Is $\ell^1(\mathbb{N})^*$ separable? If so, why?

Question

I have reason to believe that the dual of $\ell^1$ is separable but I cannot prove it easily since $\ell^1$ is not reflexive. I have also tried searching around but have not had any success. If anyone would be able to shed a light on this I would be very grateful.

Answer 1

If $A\subset\Bbb N$ define $f_A\in\ell_\infty=(\ell_1)^*$ by $$f_A=\chi_A.$$What is $||f_A-f_B||_\infty$ if $A\ne B$? How many subsets does $\Bbb N$ have?

Revised version of the same answer, not assuming we know the dual is $\ell_\infty$: if $A\subset\Bbb N$ define $\lambda_A\in(\ell_1)^*$ by $$\lambda_A x=\sum_{j\in A}x_j.$$What is $||\lambda_A-\lambda_B||$ if $A\ne B$? How many subsets does $\Bbb N$ have?

Details: First, the answer is that $||\lambda_A-\lambda_B||=1$ if $A\ne B$. Because if $C=A\setminus B$ and $D=B\setminus A$ then $$\lambda_A x-\lambda_Bx =\sum_{j\in C}x_j-\sum_{j\in D}x_j;$$since $C\cap D=\emptyset$ this shows that $|\lambda_A x-\lambda_Bx|\le\sum|x_j|=||x||$, so $||\lambda_A-\lambda_B||\le 1$. On the other hand, say $k$ is in one of $A$ or $B$ but not the other. Let $x_j=1$ if $j=k$, $0$ if $j\ne k$. Then $|\lambda_A x-\lambda_B x|=1=||x||$, so $||\lambda_A-\lambda_B||\ge1$.

Hence if $A\ne B$ then $B(\lambda_A,1/2)\cap B(\lambda_B,1/2)=\emptyset$, because if not then if $\lambda$ is in the intersection the triangle inequality shows that $||\lambda_A-\lambda_B||\le||\lambda_A-\lambda||+||\lambda-\lambda_B||<1/2+1/2=2/2=1$.

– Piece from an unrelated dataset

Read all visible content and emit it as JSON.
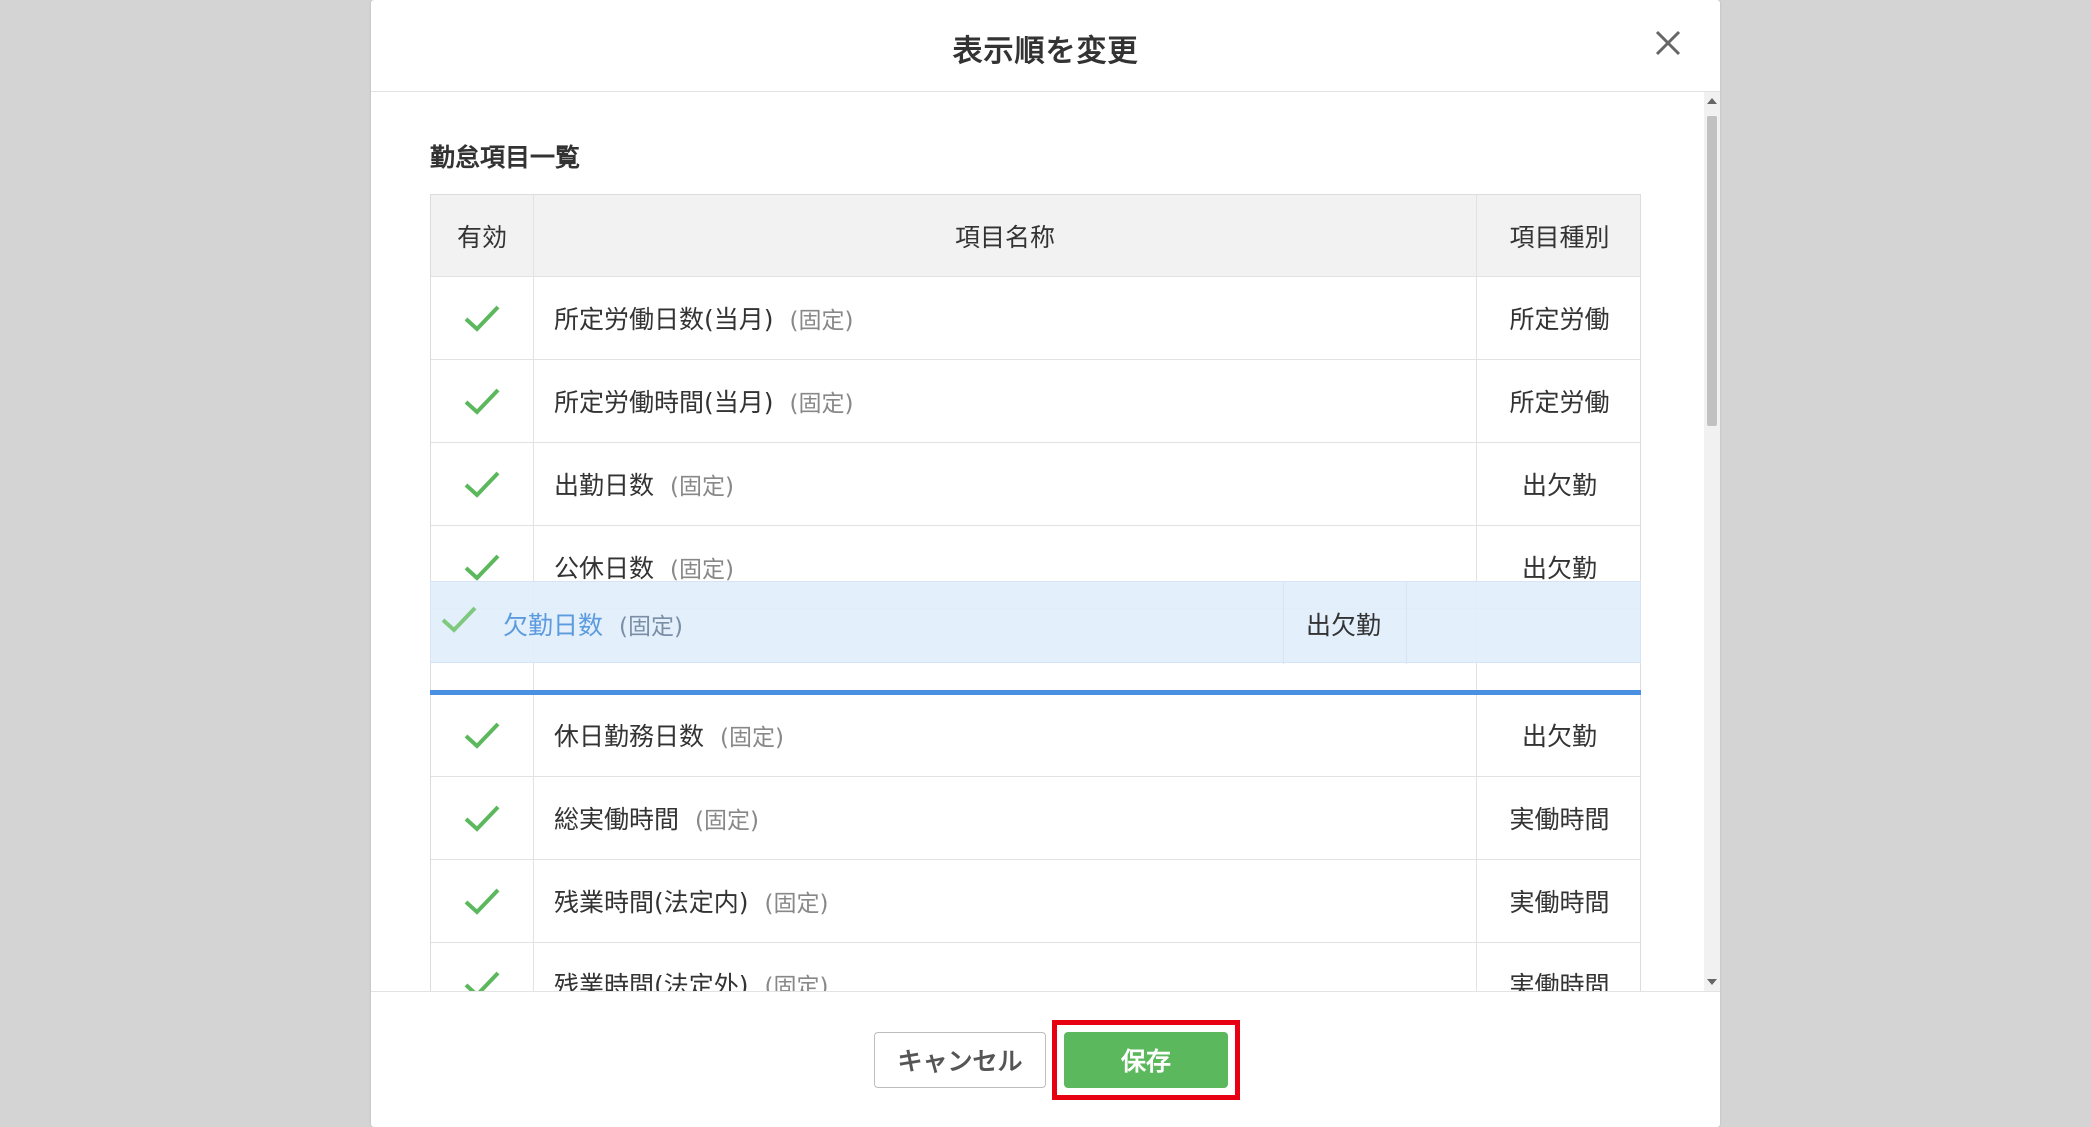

So $(B(\lambda_A,1/2))_{A\subset\Bbb N}$ is an uncountable family of disjoint nonempty open sets. It follows that any dense set is uncountable: Say $D$ is dense. The definition of the word "dense" shows that for every $A\subset\Bbb N$ there exists $x_A\in D$ such that $x_A\in B(\lambda_A,1/2)$. Since the $B(\lambda_A,1/2)$ are disjoint we must have $x_A\ne x_B$ for $A\ne B$. So $A\mapsto x_A$ is an injective mapping from the power set of $\Bbb N$ to $D$, and since the power set of $\Bbb N$ is uncountable this shows $D$ is uncountable.